How to submit to Kaggle?


#1

How does one submit to Kaggle for example in the House Prices competition?

Someone earlier answered by linking to the 3rd lesson of DL1, but it does not help much for the machine learning category.

Once I have my model which predicts ‘SalePrice’, what do I have to do to get the predictions for each house and save them to a CSV file along with the houses’ ids?


#2

The expected format is described here: https://www.kaggle.com/c/house-prices-advanced-regression-techniques#evaluation

So once you have the predictions do something like this:

solution = pd.DataFrame({"Id": df_test.Id, 'SalePrice': predicted_prices})
solution.to_csv('house_preds.csv', index=False)

The resulting house_preds.csv can then be uploaded to Kaggle.

Either manually via the browser or with the command line client:
kaggle competitions submit -c house-prices-advanced-regression-techniques -f house_preds.csv -m "Hello Kaggle"

Does this help?


#3

Yes, it does help!

The thing I can’t understand though is how you make predictions on a test set. My understand was that you did through the m.predict function, but to do that you first need to fit your model with X and y, right? But the Test set does not have y since we need to predict it.
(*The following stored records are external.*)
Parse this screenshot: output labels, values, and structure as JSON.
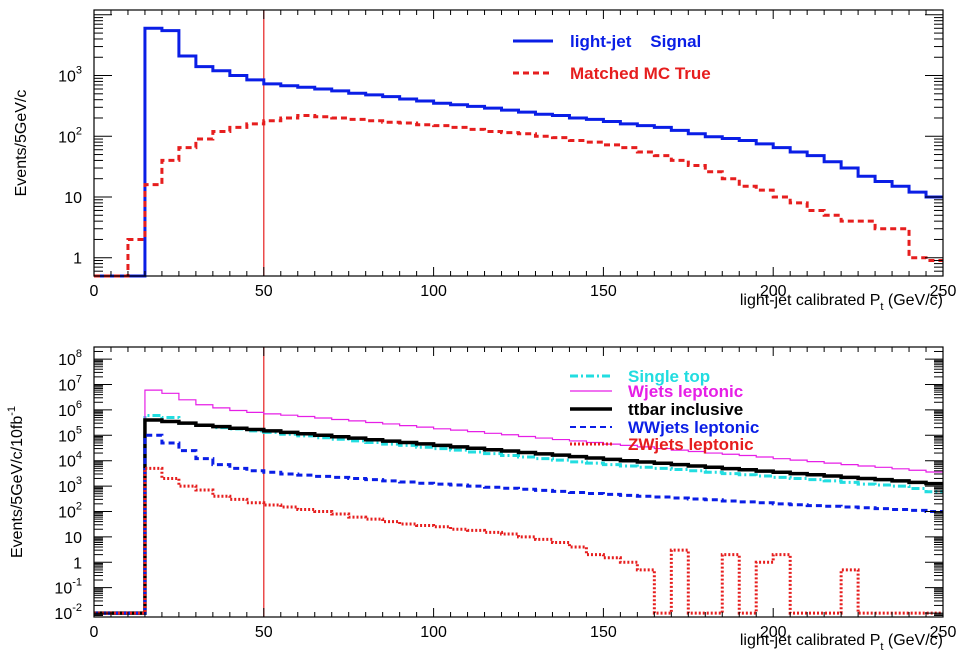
{
  "chart_data": [
    {
      "type": "line",
      "ylabel": "Events/5GeV/c",
      "xlabel": "light-jet calibrated P",
      "xlabel_sub": "t",
      "xlabel_unit": " (GeV/c)",
      "xlim": [
        0,
        250
      ],
      "ylim": [
        0.5,
        12000
      ],
      "yscale": "log",
      "x_ticks": [
        0,
        50,
        100,
        150,
        200,
        250
      ],
      "x_tick_labels": [
        "0",
        "50",
        "100",
        "150",
        "200",
        "250"
      ],
      "y_ticks": [
        1,
        10,
        100,
        1000
      ],
      "y_tick_labels": [
        {
          "base": "1",
          "exp": ""
        },
        {
          "base": "10",
          "exp": ""
        },
        {
          "base": "10",
          "exp": "2"
        },
        {
          "base": "10",
          "exp": "3"
        }
      ],
      "vline_x": 50,
      "legend_position": "top-right",
      "bin_width": 5,
      "series": [
        {
          "name": "light-jet    Signal",
          "color": "#0a1ee6",
          "style": "solid",
          "x": [
            0,
            5,
            10,
            15,
            20,
            25,
            30,
            35,
            40,
            45,
            50,
            55,
            60,
            65,
            70,
            75,
            80,
            85,
            90,
            95,
            100,
            105,
            110,
            115,
            120,
            125,
            130,
            135,
            140,
            145,
            150,
            155,
            160,
            165,
            170,
            175,
            180,
            185,
            190,
            195,
            200,
            205,
            210,
            215,
            220,
            225,
            230,
            235,
            240,
            245
          ],
          "values": [
            0.5,
            0.5,
            0.5,
            6000,
            5500,
            2100,
            1400,
            1200,
            1000,
            850,
            730,
            680,
            640,
            600,
            560,
            510,
            480,
            450,
            410,
            380,
            350,
            330,
            310,
            290,
            270,
            250,
            230,
            220,
            200,
            190,
            175,
            160,
            150,
            140,
            125,
            110,
            98,
            92,
            85,
            75,
            65,
            55,
            48,
            38,
            30,
            22,
            18,
            15,
            12,
            10
          ]
        },
        {
          "name": "Matched MC True",
          "color": "#e61e1e",
          "style": "dashed",
          "x": [
            0,
            5,
            10,
            15,
            20,
            25,
            30,
            35,
            40,
            45,
            50,
            55,
            60,
            65,
            70,
            75,
            80,
            85,
            90,
            95,
            100,
            105,
            110,
            115,
            120,
            125,
            130,
            135,
            140,
            145,
            150,
            155,
            160,
            165,
            170,
            175,
            180,
            185,
            190,
            195,
            200,
            205,
            210,
            215,
            220,
            225,
            230,
            235,
            240,
            245
          ],
          "values": [
            0.5,
            0.5,
            2,
            16,
            40,
            65,
            90,
            120,
            140,
            160,
            180,
            200,
            220,
            210,
            200,
            190,
            180,
            170,
            165,
            155,
            150,
            140,
            130,
            120,
            115,
            110,
            100,
            95,
            85,
            80,
            72,
            65,
            55,
            48,
            40,
            33,
            26,
            20,
            15,
            13,
            10,
            8,
            6,
            5,
            4,
            4,
            3,
            3,
            1,
            0.9
          ]
        }
      ]
    },
    {
      "type": "line",
      "ylabel": "Events/5GeV/c/10fb",
      "ylabel_sup": "-1",
      "xlabel": "light-jet calibrated P",
      "xlabel_sub": "t",
      "xlabel_unit": " (GeV/c)",
      "xlim": [
        0,
        250
      ],
      "ylim": [
        0.007,
        300000000
      ],
      "yscale": "log",
      "x_ticks": [
        0,
        50,
        100,
        150,
        200,
        250
      ],
      "x_tick_labels": [
        "0",
        "50",
        "100",
        "150",
        "200",
        "250"
      ],
      "y_ticks": [
        0.01,
        0.1,
        1,
        10,
        100,
        1000,
        10000,
        100000,
        1000000,
        10000000,
        100000000
      ],
      "y_tick_labels": [
        {
          "base": "10",
          "exp": "-2"
        },
        {
          "base": "10",
          "exp": "-1"
        },
        {
          "base": "1",
          "exp": ""
        },
        {
          "base": "10",
          "exp": ""
        },
        {
          "base": "10",
          "exp": "2"
        },
        {
          "base": "10",
          "exp": "3"
        },
        {
          "base": "10",
          "exp": "4"
        },
        {
          "base": "10",
          "exp": "5"
        },
        {
          "base": "10",
          "exp": "6"
        },
        {
          "base": "10",
          "exp": "7"
        },
        {
          "base": "10",
          "exp": "8"
        }
      ],
      "vline_x": 50,
      "legend_position": "top-right",
      "bin_width": 5,
      "series": [
        {
          "name": "Single top",
          "color": "#22dde0",
          "style": "dashdot",
          "x": [
            0,
            5,
            10,
            15,
            20,
            25,
            30,
            35,
            40,
            45,
            50,
            55,
            60,
            65,
            70,
            75,
            80,
            85,
            90,
            95,
            100,
            105,
            110,
            115,
            120,
            125,
            130,
            135,
            140,
            145,
            150,
            155,
            160,
            165,
            170,
            175,
            180,
            185,
            190,
            195,
            200,
            205,
            210,
            215,
            220,
            225,
            230,
            235,
            240,
            245
          ],
          "values": [
            0.01,
            0.01,
            0.01,
            600000,
            500000,
            300000,
            250000,
            200000,
            180000,
            150000,
            130000,
            110000,
            95000,
            80000,
            70000,
            60000,
            52000,
            45000,
            40000,
            34000,
            30000,
            26000,
            22000,
            19000,
            16000,
            14000,
            12000,
            10500,
            9000,
            8000,
            7000,
            6200,
            5500,
            5000,
            4500,
            4000,
            3500,
            3100,
            2800,
            2500,
            2200,
            2000,
            1800,
            1600,
            1400,
            1200,
            1100,
            1000,
            800,
            600
          ]
        },
        {
          "name": "Wjets leptonic",
          "color": "#e61ee6",
          "style": "solid-thin",
          "x": [
            0,
            5,
            10,
            15,
            20,
            25,
            30,
            35,
            40,
            45,
            50,
            55,
            60,
            65,
            70,
            75,
            80,
            85,
            90,
            95,
            100,
            105,
            110,
            115,
            120,
            125,
            130,
            135,
            140,
            145,
            150,
            155,
            160,
            165,
            170,
            175,
            180,
            185,
            190,
            195,
            200,
            205,
            210,
            215,
            220,
            225,
            230,
            235,
            240,
            245
          ],
          "values": [
            0.01,
            0.01,
            0.01,
            6000000,
            4500000,
            2500000,
            1600000,
            1200000,
            950000,
            800000,
            700000,
            620000,
            550000,
            480000,
            420000,
            370000,
            320000,
            280000,
            240000,
            210000,
            180000,
            160000,
            140000,
            120000,
            105000,
            90000,
            78000,
            68000,
            60000,
            52000,
            45000,
            40000,
            35000,
            30000,
            26000,
            23000,
            20000,
            18000,
            16000,
            14000,
            12000,
            10500,
            9200,
            8000,
            7000,
            6200,
            5500,
            4800,
            4200,
            3600
          ]
        },
        {
          "name": "ttbar inclusive",
          "color": "#000000",
          "style": "solid-thick",
          "x": [
            0,
            5,
            10,
            15,
            20,
            25,
            30,
            35,
            40,
            45,
            50,
            55,
            60,
            65,
            70,
            75,
            80,
            85,
            90,
            95,
            100,
            105,
            110,
            115,
            120,
            125,
            130,
            135,
            140,
            145,
            150,
            155,
            160,
            165,
            170,
            175,
            180,
            185,
            190,
            195,
            200,
            205,
            210,
            215,
            220,
            225,
            230,
            235,
            240,
            245
          ],
          "values": [
            0.01,
            0.01,
            0.01,
            400000,
            350000,
            300000,
            250000,
            220000,
            190000,
            170000,
            150000,
            130000,
            115000,
            100000,
            88000,
            77000,
            67000,
            59000,
            52000,
            46000,
            40000,
            35000,
            31000,
            27000,
            24000,
            21000,
            18500,
            16500,
            14500,
            12800,
            11300,
            10000,
            8900,
            7900,
            7000,
            6200,
            5500,
            4900,
            4400,
            3900,
            3500,
            3100,
            2800,
            2500,
            2200,
            2000,
            1800,
            1600,
            1400,
            1250
          ]
        },
        {
          "name": "WWjets leptonic",
          "color": "#0a1ee6",
          "style": "dashed",
          "x": [
            0,
            5,
            10,
            15,
            20,
            25,
            30,
            35,
            40,
            45,
            50,
            55,
            60,
            65,
            70,
            75,
            80,
            85,
            90,
            95,
            100,
            105,
            110,
            115,
            120,
            125,
            130,
            135,
            140,
            145,
            150,
            155,
            160,
            165,
            170,
            175,
            180,
            185,
            190,
            195,
            200,
            205,
            210,
            215,
            220,
            225,
            230,
            235,
            240,
            245
          ],
          "values": [
            0.01,
            0.01,
            0.01,
            100000,
            50000,
            25000,
            12000,
            7000,
            5000,
            4000,
            3500,
            3000,
            2700,
            2400,
            2200,
            2000,
            1800,
            1600,
            1450,
            1300,
            1200,
            1100,
            1000,
            900,
            820,
            750,
            680,
            620,
            560,
            510,
            470,
            430,
            400,
            370,
            340,
            310,
            290,
            260,
            240,
            220,
            200,
            185,
            170,
            160,
            150,
            140,
            130,
            120,
            110,
            100
          ]
        },
        {
          "name": "ZWjets leptonic",
          "color": "#e61e1e",
          "style": "dotted",
          "x": [
            0,
            5,
            10,
            15,
            20,
            25,
            30,
            35,
            40,
            45,
            50,
            55,
            60,
            65,
            70,
            75,
            80,
            85,
            90,
            95,
            100,
            105,
            110,
            115,
            120,
            125,
            130,
            135,
            140,
            145,
            150,
            155,
            160,
            165,
            170,
            175,
            180,
            185,
            190,
            195,
            200,
            205,
            210,
            215,
            220,
            225,
            230,
            235,
            240,
            245
          ],
          "values": [
            0.01,
            0.01,
            0.01,
            5000,
            2000,
            1000,
            700,
            400,
            300,
            220,
            180,
            150,
            120,
            100,
            80,
            60,
            50,
            40,
            32,
            28,
            25,
            20,
            18,
            15,
            13,
            10,
            8,
            6,
            4,
            2,
            1.5,
            1,
            0.5,
            0.01,
            3,
            0.01,
            0.01,
            2,
            0.01,
            1,
            2,
            0.01,
            0.01,
            0.01,
            0.5,
            0.01,
            0.01,
            0.01,
            0.01,
            0.01
          ]
        }
      ]
    }
  ]
}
So how am I supposed to pre-process the test data if it doesn’t have y in it?

I tried the proc_df function on the test set without the y argument, but it doesn’t seem to work.

I guess my question is: how do you make predictions on a test set with your model?


#4

I think you have misunderstood how RF works. The “fit” method takes your X, Y and creates your model - m, on the train data. All the scoring, prediction etc has to be done on this model.
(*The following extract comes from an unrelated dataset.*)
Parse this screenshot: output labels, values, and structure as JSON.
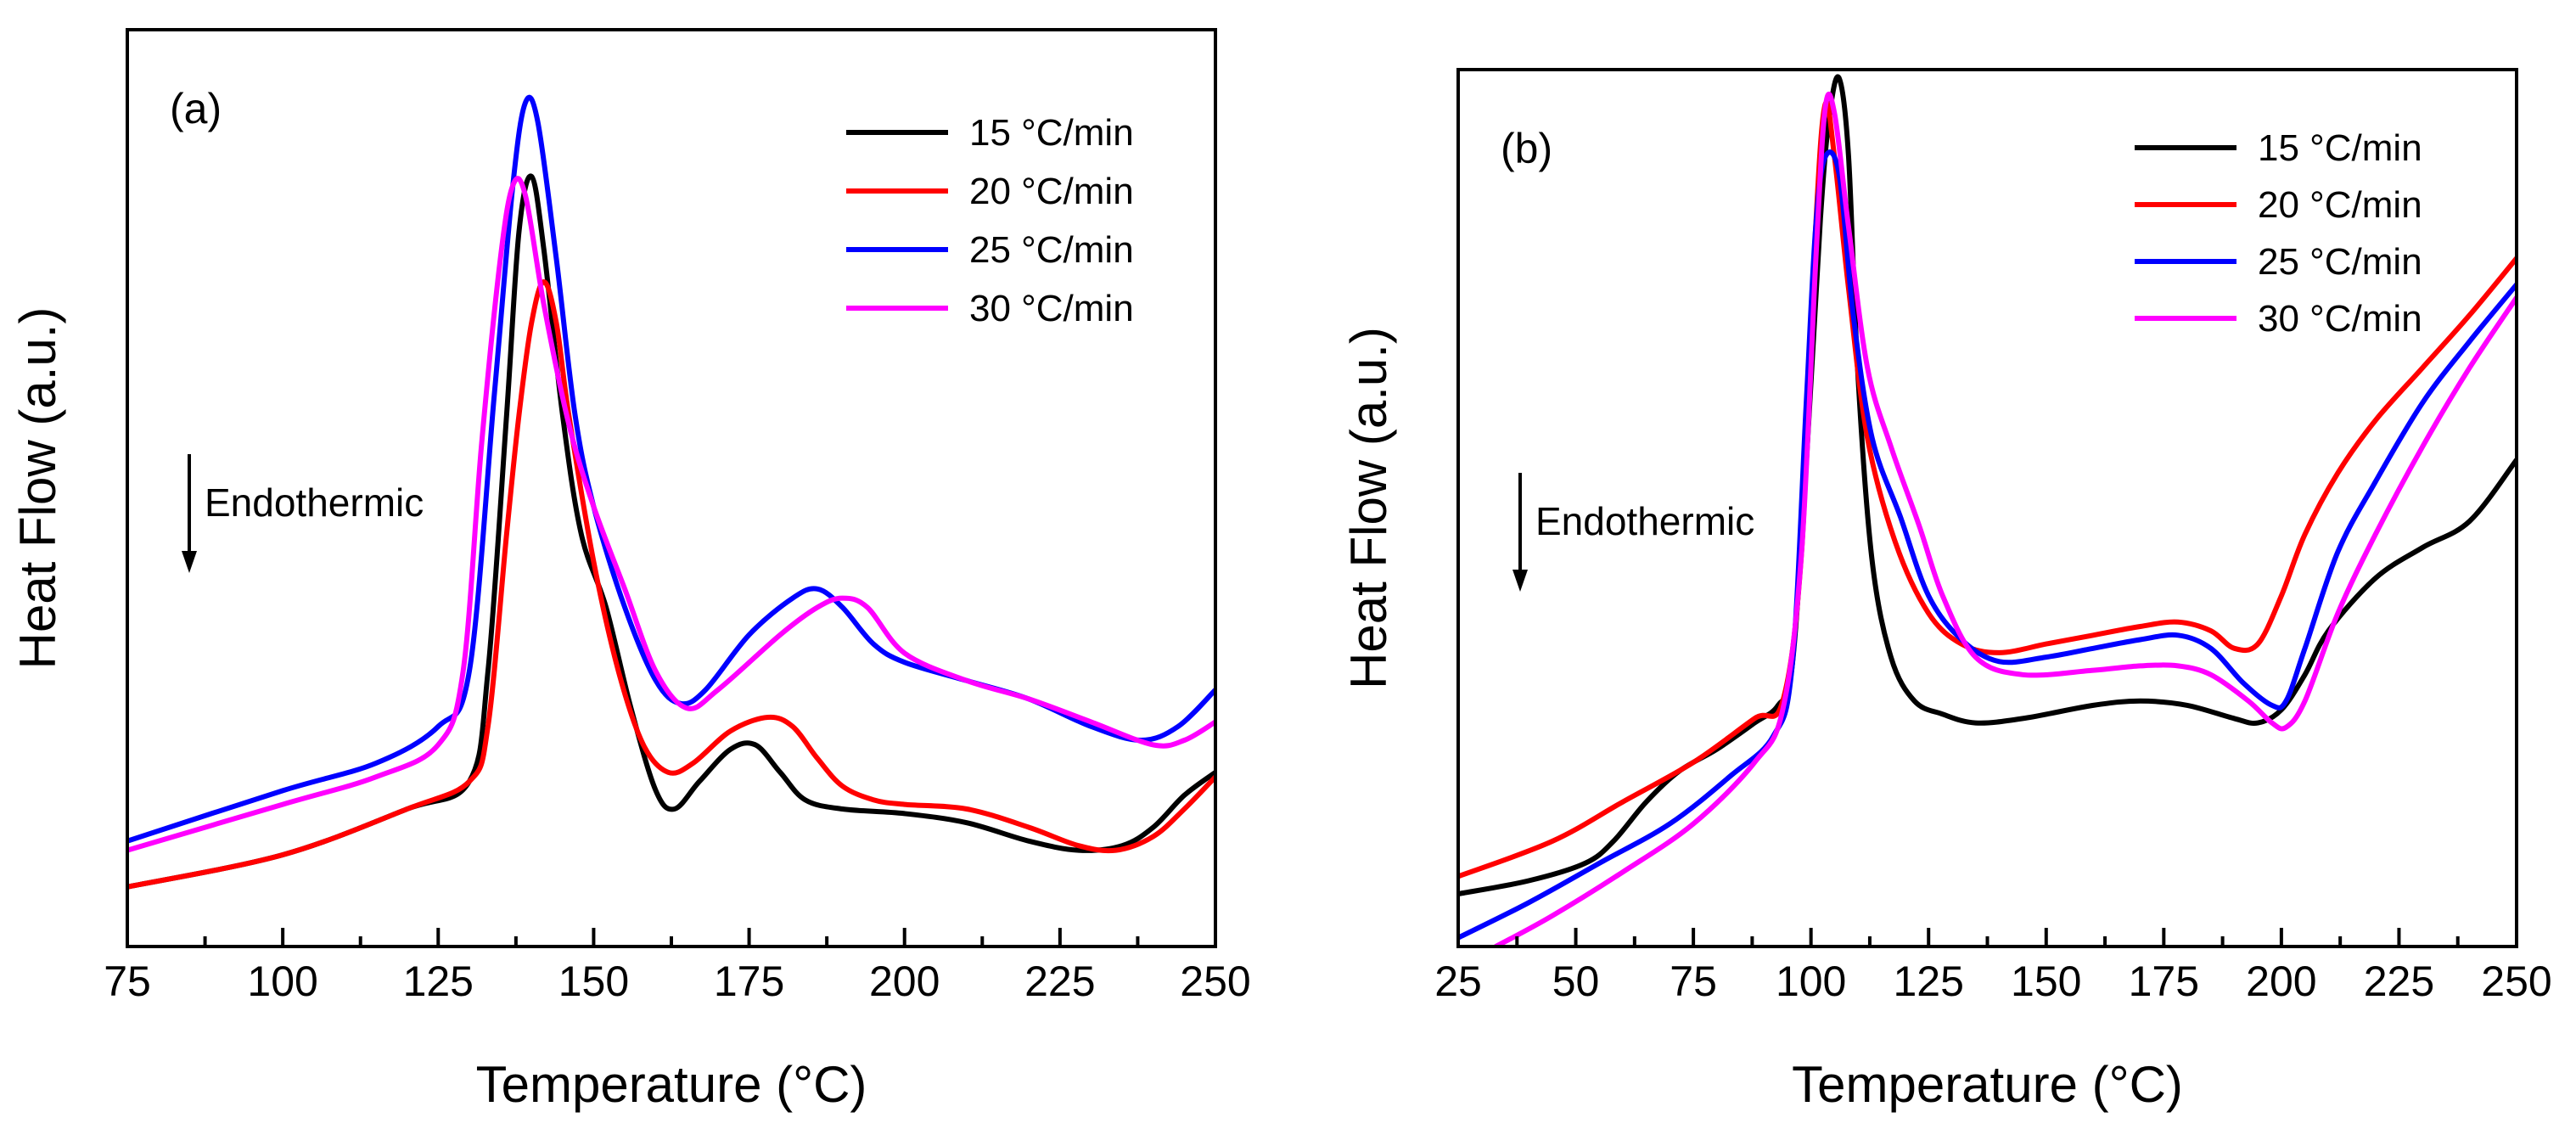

When you need to “predict” Y for a new X, you simply run the “predict” method on model “m”. So m.predict(X_test_data) should give you what you want. You don’t need to create another new model for your test data.
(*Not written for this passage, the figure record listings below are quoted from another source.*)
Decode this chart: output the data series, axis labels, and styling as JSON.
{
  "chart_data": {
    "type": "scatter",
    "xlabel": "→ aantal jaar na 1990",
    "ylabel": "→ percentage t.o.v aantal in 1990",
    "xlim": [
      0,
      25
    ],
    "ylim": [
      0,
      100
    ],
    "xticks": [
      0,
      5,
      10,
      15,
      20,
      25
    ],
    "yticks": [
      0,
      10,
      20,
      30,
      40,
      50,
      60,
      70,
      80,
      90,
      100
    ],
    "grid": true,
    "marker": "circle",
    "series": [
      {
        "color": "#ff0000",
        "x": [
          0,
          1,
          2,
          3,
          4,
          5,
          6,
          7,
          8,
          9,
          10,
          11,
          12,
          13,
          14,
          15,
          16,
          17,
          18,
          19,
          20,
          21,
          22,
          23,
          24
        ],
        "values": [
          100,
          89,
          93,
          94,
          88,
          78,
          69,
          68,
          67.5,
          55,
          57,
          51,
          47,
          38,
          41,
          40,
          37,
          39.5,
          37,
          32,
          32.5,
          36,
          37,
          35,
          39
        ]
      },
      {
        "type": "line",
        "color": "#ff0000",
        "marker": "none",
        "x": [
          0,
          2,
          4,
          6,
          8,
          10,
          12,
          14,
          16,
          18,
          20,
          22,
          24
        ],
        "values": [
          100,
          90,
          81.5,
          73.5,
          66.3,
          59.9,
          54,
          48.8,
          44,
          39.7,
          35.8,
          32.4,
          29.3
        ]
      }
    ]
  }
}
The general idea is that your model should be good enough for a data it has “seen” ie the train data as well as “unseen” data ie test data.


#5

proc_df works as expected, just omit the second parameter and ignore the returned y.

Other things to be aware of when processing the test data:

  • Do not use train_cats but apply_cats to make sure the same category ids are used.
  • You might end up with different columns for training and test. I think the sensible thing to do here is to add/drop columns from the test set to align with the training columns. At least this is what worked for me.

#6

Great!

To drop the columns in the test data which are not in the training data, do you call a function that finds automatically which ones to remove or should I just do that in Python?


#7

It depends. After all, it is just Python/Pandas and there are a lot of ways.

You could, e.g., explicitly drop rows.
Or you diff .columns of the respective data frames and then drop.
Or if df1.columns is a subset of df2.columns you could do something like df2[df1.columns] to just use the columns of df2 which appear in df1.

It helps to get familiar with Pandas and especially its data frames.


(Naveed Unjum) #8

I am having some problems with proc_df

It raises an error “Too many values to unpack,expected 2”.
Could you please provide a link to your kernel as to see what i am missing?


(Stephen Gabriel) #9

For example try df_features, df_target, nas = proc_df(main_dataframe, 'target_feature')

This should work, as proc_df tends to check for NaN values too and it needs to ‘unpack’ it into a _na holder. just include the ‘nas’

cheers


#10

Even when the target feature is not passed proc_df still returns three values.

You need something like
df_features, _, nas = proc_df(main_dataframe)

The underscore tells the interpreter to not save the variable.